5,000 km below our feet, Earth’s core could just start rotating upside down, according to a new study – Liberation

In a text published Monday in the journal “Nature Geoscience”, two researchers from Peking University put forward a hypothesis about a change in the direction of rotation of our planet’s central hemisphere. Other scientists meet the requirements of this theory.

Deep below Earth’s surface, the giants may begin to turn the other way from us, according to a study whose conclusions should not put an end to the controversy plaguing specialists on this matter. Earth’s core, a burning ball about the size of Pluto, has stopped rotating and may even have gone the other way, said the study published Monday in the journal Natural Geosciences. This “planet within a planet” is essentially made of iron, some 5,000 km below the surface, free to move as it floats in the molten outer core.

The exact mechanism of this rotation, however, remains a matter of deep debate. Because what little we know is based on a subtle analysis of seismic waves caused by earthquakes as they pass through the center of the planet.
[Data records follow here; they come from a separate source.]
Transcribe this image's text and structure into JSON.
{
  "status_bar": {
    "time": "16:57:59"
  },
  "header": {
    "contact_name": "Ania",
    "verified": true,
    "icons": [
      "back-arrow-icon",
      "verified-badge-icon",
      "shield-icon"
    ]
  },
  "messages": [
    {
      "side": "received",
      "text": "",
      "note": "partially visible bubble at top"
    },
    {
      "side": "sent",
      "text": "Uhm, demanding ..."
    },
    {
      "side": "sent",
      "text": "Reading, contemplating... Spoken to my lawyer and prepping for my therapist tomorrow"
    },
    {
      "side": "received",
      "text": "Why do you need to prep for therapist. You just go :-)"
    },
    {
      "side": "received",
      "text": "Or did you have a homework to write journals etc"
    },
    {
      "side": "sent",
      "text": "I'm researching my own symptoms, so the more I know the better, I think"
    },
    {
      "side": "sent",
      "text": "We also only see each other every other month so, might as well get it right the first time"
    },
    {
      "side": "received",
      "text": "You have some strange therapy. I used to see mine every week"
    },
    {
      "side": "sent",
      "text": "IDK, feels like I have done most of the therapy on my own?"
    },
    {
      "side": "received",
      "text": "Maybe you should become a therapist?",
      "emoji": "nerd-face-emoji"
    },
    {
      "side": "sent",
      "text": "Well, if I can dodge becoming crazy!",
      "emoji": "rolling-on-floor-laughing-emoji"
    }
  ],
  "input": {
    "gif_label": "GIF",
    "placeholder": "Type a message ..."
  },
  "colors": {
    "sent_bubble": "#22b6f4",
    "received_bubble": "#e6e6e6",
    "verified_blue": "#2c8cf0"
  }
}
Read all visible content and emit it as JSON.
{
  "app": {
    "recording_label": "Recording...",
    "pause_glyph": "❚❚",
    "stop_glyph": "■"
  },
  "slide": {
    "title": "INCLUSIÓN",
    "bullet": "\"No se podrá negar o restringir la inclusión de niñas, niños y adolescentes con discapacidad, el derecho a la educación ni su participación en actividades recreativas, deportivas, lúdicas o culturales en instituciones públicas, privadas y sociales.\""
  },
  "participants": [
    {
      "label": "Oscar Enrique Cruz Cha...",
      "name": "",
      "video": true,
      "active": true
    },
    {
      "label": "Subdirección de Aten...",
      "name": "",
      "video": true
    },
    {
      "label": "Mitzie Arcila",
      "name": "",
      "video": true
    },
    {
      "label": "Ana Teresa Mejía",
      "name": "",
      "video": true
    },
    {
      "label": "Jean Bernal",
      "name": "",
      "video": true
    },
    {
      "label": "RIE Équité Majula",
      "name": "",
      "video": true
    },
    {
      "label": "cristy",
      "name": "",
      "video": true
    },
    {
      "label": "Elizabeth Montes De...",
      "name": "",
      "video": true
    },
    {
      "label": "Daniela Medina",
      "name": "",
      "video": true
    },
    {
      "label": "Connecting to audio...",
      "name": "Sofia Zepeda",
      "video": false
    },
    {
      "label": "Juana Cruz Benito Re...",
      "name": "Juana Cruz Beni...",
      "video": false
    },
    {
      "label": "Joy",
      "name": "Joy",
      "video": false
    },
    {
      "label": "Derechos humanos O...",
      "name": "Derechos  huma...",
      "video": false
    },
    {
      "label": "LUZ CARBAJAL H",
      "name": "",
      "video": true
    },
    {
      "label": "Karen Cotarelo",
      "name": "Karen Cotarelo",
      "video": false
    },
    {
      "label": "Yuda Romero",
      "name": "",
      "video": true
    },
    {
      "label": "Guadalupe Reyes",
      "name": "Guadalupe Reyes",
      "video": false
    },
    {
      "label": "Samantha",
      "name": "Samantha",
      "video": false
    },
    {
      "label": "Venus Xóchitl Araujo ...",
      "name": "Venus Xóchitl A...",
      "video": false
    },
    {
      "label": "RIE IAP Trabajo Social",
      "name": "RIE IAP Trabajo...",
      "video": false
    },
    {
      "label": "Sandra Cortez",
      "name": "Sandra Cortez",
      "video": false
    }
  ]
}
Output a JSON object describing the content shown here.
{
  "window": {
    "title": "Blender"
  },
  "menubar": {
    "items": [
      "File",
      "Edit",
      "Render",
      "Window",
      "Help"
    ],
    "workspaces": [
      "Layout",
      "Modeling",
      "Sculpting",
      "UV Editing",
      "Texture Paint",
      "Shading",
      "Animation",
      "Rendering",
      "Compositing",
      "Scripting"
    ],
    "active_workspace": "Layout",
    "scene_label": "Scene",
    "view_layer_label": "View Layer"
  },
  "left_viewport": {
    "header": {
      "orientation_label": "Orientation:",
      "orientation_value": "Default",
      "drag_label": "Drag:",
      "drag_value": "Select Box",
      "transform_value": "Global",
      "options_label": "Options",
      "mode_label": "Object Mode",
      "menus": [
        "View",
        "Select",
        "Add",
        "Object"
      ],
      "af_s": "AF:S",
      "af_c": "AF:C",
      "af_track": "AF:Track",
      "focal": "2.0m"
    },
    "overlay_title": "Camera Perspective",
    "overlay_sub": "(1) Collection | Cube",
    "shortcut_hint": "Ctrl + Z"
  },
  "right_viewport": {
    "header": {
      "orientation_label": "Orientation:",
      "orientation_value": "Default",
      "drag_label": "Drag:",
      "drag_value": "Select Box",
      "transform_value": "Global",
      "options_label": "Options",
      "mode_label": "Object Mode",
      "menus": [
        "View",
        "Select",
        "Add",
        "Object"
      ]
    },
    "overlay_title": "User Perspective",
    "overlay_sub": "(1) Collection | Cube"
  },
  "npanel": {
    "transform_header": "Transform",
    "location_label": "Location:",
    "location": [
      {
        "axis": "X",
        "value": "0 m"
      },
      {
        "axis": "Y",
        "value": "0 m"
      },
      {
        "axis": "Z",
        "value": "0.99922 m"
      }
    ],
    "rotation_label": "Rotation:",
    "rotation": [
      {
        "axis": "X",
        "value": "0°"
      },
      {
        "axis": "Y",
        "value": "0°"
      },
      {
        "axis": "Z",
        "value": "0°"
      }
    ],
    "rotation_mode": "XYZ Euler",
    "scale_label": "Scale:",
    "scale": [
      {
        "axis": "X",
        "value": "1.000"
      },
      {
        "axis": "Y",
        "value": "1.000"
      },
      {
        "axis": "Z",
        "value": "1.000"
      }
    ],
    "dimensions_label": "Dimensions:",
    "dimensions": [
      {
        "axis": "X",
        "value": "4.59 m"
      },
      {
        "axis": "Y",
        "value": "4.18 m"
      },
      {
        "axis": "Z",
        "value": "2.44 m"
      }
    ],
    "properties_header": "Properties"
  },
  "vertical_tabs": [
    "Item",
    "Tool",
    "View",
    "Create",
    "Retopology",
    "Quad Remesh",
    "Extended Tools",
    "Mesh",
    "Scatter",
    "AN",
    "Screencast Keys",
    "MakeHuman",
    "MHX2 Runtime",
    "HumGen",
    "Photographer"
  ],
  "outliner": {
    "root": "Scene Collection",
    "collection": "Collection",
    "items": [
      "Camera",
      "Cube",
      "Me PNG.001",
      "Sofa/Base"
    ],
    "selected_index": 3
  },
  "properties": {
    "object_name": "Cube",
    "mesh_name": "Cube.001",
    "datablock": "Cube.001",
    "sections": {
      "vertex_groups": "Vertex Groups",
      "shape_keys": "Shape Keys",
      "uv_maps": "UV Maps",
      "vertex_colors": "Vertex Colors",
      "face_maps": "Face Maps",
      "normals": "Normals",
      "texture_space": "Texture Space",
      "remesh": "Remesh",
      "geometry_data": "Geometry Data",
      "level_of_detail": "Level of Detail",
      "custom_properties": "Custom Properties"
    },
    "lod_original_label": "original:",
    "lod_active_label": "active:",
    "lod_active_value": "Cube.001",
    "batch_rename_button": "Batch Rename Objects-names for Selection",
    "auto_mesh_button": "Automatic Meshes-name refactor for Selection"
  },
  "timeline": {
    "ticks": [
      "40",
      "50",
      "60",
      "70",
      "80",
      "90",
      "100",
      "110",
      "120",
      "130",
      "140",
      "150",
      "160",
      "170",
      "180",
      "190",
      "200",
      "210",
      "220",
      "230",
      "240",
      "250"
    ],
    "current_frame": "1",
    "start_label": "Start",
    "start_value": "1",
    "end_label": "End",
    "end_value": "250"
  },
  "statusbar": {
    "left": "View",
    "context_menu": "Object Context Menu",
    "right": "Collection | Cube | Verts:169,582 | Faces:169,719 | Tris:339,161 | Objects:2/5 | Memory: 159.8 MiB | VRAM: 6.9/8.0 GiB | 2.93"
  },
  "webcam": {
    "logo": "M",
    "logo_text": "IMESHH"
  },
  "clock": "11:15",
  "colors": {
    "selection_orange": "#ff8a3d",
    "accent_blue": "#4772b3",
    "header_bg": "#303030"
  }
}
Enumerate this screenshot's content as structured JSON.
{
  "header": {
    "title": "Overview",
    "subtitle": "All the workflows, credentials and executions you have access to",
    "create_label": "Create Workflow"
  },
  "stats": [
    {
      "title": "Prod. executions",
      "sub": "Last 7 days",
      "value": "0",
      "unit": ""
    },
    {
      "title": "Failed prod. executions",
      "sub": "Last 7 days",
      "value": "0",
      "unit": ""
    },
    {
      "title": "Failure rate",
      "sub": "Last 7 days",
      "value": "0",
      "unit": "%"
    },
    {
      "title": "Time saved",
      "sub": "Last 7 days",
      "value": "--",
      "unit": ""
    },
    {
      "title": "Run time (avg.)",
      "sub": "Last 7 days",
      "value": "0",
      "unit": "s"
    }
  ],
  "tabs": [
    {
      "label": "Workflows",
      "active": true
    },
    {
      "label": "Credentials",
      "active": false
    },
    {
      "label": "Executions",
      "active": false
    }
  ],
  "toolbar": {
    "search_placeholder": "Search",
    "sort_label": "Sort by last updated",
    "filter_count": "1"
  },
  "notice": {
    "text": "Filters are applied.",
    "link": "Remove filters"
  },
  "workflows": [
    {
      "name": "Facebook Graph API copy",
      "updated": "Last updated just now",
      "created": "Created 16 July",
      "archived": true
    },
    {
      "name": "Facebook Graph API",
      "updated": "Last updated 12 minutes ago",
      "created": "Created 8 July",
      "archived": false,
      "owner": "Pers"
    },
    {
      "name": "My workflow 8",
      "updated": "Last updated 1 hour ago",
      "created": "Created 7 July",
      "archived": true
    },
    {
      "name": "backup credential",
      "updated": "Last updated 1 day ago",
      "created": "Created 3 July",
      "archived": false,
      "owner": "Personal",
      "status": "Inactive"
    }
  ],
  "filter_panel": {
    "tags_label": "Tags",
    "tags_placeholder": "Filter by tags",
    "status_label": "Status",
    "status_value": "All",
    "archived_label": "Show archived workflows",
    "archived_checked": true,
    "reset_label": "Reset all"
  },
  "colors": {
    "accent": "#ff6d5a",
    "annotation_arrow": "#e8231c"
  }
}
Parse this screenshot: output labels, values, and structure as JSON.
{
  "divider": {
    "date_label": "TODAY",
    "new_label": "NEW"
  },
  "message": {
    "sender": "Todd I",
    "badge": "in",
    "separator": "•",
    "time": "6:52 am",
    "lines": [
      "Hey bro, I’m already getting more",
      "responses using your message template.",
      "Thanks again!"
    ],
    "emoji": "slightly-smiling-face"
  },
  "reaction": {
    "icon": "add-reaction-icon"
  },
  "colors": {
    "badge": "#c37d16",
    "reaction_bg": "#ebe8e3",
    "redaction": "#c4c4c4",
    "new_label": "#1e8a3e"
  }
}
Analyzing seismic wave data for the past sixty years, Xiaodong Song and Yi Yang of Peking University concluded that the core rotates “nearly stopped around 2009 before going back the other way”.

“We believe that the central core, relative to the Earth’s surface, rotates one way and then the other, like a seesaw.”they say. “Complete cycle [dans un sens puis dans l’autre] this swing is about seventy years old”, According to them. The last rotation change before 2009 would have occurred in the early 1970s, the next would occur in the mid-2040s, completing the cycle, according to Chinese researchers.

According to them, this rotation would be more or less related to changes in the length of the day, small variations in the exact time it takes the Earth to rotate on its axis. Until now, indications of the influence of this rotation on what is happening on the surface of the earth are still few. But both authors believe that there is a physical connection between all the layers that make up the Earth. “We hope our research motivates researchers to design and test models that treat Earth as an integrated dynamic system.”they explained.

Nevertheless, independent experts are welcoming the research with great interest but also with some caution. “This is a very careful study done by great scientists that uses a lot of data,” said John Vidale, a seismologist at the University of Southern California. But according to him, “none of the existing models explain all the available data very well”.

John Vidale published a study last year showing that the inner core is oscillating much more rapidly, changing direction every six years, according to seismic data from two nuclear explosions that occurred in the late 1960s and early 1960s. demonstrated by studies of Chinese researchers, “as it happens”according to American seismologists.

“Russian doll”

Another theory, with solid foundations according to John Vidale: the inner core only moved significantly between 2001 and 2013, before stabilizing since then. For Hrvoje Tkalcic, a geophysicist at the Australian National University, the inner core cycle is about twenty to thirty years, not the seventy years suggested by research at Natural Geosciences. “This mathematical model may be all wrong” because even if they explain the observed data, the latter may respond to other, as yet unimaginable, models, he added.

Therefore, according to him, the geophysical community has many reasons for this “divided over the discovery, and the topic remains controversial”. He compared seismologists to doctors “who studies the internal organs of patients with imperfect or limited equipment”. It’s as if we are trying to understand the function of the liver only with the help of ultrasound.

Without the equivalent of a scanner, “our representation of Earth’s interior is still unclear”, regretted Hrvoje Tkalcic, expecting another surprise in this area. Such is the theory that the inner core hides a smaller iron ball, modeled after a Russian doll.